Summer fruits is up the fire road crossing on DD (called steep and rocky on trailforks and Strava I think), both DD and summer fruits are defo black trails. Arguable DD if you complete the features is a double black, summer fruits was built as a black bit I have been told there is no what it's only a single black. It was some build with the size of the rocks we had to move to build it and is on a very unique part of the hill. It has 1 line in particular which is very technical, but is has a nice b line around it. Not sure if anyone else has ridden the a line apart from me. I have a GoPro of it somewhere but it does it no justice. Defo worth a trip over at some point, especially once it's been dry for a couple of weeks if you want to get summer fruits.
  • 1 0
 @betsie: cheers man. Hopefully be back in that neck of the woods soon. If yer ever down in Fife/Tayside area mind gives a shout we got plenty hidden varieties of those fruits in the forest :-)
  • 1 0
 i have seen lots of talk about wanting British Cycling in enduro Please Don't do it they ruin racing they suck the lift out of the racing and turn it to crap, i have raced lots of BC DH races and they just get worse and worse every year there is no life left in DH i will never do another DH national race due to British Cycling making them the worse racing in the UK you only have to see how Europe Run there Races they are half the price and twice as good
  • 5 0
 Laggan & AeForest Smile
  • 3 0
 A solid set of venues and race organisers for 2024. Well done to those involved looks mint.
  • 2 2
 Unfortunately First round in Wales clashes with Round 1 of the UCI EDR World Series in Finale Ligure and The BNES Championship event at AE looks to be on the provisional weekend date for the UCI EDR World Championship.
  • 3 0
 The Nationals wont clash - that provisional date was just that - and the Champs was moved not to clash after the Swiss EDR date changed from the provisional.
  • 3 0
 Nationals and Nat champs often clash with world events? But as stated the focus in on grass roots and not top level. It’s a shame as will never be aspirational without top riders competing
  • 2 0
 @scottgwert: Its very hard to plan a series that doesn't clash with other local & national events, DH series, and other enduro's. Made even harder this year with the VERY late EDR calendar release and that being quite different to the provisional one we had a few months ago. A lot of the BEMBA work July-October is trying to get a least clashing calendar as possible.

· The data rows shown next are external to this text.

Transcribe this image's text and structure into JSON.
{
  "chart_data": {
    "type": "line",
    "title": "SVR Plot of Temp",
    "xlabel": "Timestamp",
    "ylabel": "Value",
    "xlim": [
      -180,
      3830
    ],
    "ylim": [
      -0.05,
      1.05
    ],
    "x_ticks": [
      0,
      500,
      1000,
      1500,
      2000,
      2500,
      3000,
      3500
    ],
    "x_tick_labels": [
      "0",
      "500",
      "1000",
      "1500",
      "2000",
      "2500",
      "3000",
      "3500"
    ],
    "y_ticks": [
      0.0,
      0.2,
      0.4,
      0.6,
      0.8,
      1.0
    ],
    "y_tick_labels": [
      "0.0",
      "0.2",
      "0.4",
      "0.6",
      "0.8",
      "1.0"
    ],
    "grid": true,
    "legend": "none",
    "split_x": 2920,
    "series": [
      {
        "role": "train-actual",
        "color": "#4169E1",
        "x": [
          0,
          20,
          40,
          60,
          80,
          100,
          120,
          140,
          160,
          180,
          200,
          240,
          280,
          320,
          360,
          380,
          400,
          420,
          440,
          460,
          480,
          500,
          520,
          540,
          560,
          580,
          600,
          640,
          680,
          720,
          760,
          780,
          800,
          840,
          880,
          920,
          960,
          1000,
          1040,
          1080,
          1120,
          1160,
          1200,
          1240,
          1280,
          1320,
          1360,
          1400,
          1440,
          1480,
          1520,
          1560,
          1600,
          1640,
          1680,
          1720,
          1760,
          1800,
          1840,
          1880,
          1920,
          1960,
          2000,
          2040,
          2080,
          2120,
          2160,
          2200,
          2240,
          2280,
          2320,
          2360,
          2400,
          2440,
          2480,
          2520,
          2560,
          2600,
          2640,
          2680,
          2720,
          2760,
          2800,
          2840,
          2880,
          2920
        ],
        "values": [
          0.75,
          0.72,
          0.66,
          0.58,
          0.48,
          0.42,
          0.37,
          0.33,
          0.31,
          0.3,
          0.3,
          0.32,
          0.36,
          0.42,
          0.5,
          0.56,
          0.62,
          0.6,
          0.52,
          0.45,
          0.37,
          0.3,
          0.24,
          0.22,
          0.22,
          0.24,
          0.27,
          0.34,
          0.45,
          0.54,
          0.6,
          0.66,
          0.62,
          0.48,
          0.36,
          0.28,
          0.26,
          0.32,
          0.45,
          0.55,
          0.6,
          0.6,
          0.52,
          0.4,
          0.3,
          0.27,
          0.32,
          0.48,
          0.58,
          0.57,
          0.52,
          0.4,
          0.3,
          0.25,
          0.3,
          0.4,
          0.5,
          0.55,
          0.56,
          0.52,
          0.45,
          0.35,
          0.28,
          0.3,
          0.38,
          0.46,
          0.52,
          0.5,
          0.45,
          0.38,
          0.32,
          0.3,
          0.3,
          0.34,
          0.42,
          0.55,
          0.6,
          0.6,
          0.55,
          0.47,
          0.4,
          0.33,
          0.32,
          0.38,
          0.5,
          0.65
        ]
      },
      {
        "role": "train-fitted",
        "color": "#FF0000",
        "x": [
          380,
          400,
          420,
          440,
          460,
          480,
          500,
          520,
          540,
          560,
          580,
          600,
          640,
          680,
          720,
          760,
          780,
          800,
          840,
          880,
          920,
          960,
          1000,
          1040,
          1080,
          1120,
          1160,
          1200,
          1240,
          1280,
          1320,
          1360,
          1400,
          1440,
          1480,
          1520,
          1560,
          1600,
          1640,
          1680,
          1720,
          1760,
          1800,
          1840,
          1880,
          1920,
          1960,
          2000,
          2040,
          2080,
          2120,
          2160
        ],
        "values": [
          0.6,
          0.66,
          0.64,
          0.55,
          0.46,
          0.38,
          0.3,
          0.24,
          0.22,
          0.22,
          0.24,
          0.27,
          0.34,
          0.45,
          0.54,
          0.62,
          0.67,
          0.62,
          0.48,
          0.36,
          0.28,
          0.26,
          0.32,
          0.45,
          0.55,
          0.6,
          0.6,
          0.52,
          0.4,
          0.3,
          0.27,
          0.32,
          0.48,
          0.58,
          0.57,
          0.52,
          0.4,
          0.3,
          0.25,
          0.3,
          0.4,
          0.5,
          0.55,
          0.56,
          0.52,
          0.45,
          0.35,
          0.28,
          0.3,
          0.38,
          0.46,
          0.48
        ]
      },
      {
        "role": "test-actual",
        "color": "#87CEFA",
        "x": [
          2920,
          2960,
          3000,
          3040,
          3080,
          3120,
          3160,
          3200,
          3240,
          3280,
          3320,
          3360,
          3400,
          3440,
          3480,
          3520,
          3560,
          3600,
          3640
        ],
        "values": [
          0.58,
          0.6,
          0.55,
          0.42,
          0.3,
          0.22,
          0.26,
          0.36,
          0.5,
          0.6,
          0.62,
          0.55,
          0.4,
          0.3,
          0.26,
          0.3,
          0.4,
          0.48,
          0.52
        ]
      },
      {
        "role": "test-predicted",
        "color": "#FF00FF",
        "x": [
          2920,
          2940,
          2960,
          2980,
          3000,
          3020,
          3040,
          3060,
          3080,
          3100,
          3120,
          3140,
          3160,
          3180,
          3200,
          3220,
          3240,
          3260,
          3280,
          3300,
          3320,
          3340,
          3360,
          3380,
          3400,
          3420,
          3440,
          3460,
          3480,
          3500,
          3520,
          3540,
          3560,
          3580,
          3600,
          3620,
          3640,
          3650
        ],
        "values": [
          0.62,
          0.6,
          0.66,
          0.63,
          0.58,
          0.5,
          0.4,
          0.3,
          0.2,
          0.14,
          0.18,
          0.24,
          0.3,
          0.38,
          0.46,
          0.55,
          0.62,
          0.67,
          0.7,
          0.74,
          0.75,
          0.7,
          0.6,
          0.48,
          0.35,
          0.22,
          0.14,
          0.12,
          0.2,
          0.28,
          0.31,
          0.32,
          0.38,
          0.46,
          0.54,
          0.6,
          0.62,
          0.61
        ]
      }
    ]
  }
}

Factor in when venues are available, or preferred by landowners and there are even more challenges. That and the fact that most EDR riders don't come back to UK to race between rounds anyway there seems little reason to make that a priority.
However we have made sure the nationals is in the EDR summer break and doesn't clash - for reasons that as yet are unannounced, but .... well its all setup ready for that thing.

BNES is hoped to be a stepping stone to EWS/EDR, not compete with EDR.

I hope you find your motivation and aspiration - don't blame lack of that on us please.
  • 3 0
 Bring it on, Nationals will be off the scale!
  • 1 0
 Has BNES been going 7 years?
  • 3 0
 Since 2018
  • 1 0
 @pmbaenduro: first bnes series was 19 or 20 wasn’t it?
  • 1 0
 @allmountainrider81: Yeah pretty sure 2018 was still UKGE
  • 1 0
 @mark-88: one thing is for sure is it’s great to see the collaboration between all of the regional organizers to create a national series. I raced one round last year and the level of competition was high which is exactly what I want when entering a national race.
  • 3 0
 @mark-88: UKGE finished after 2015, then we had the absolute shambles of several including Paton trying to do a national series - that was particularly bad as he had spent the previous few years slagging off the sport and didn't even understand it.
Hence why this cooperative of the best UK event was formee to create a national points league/series.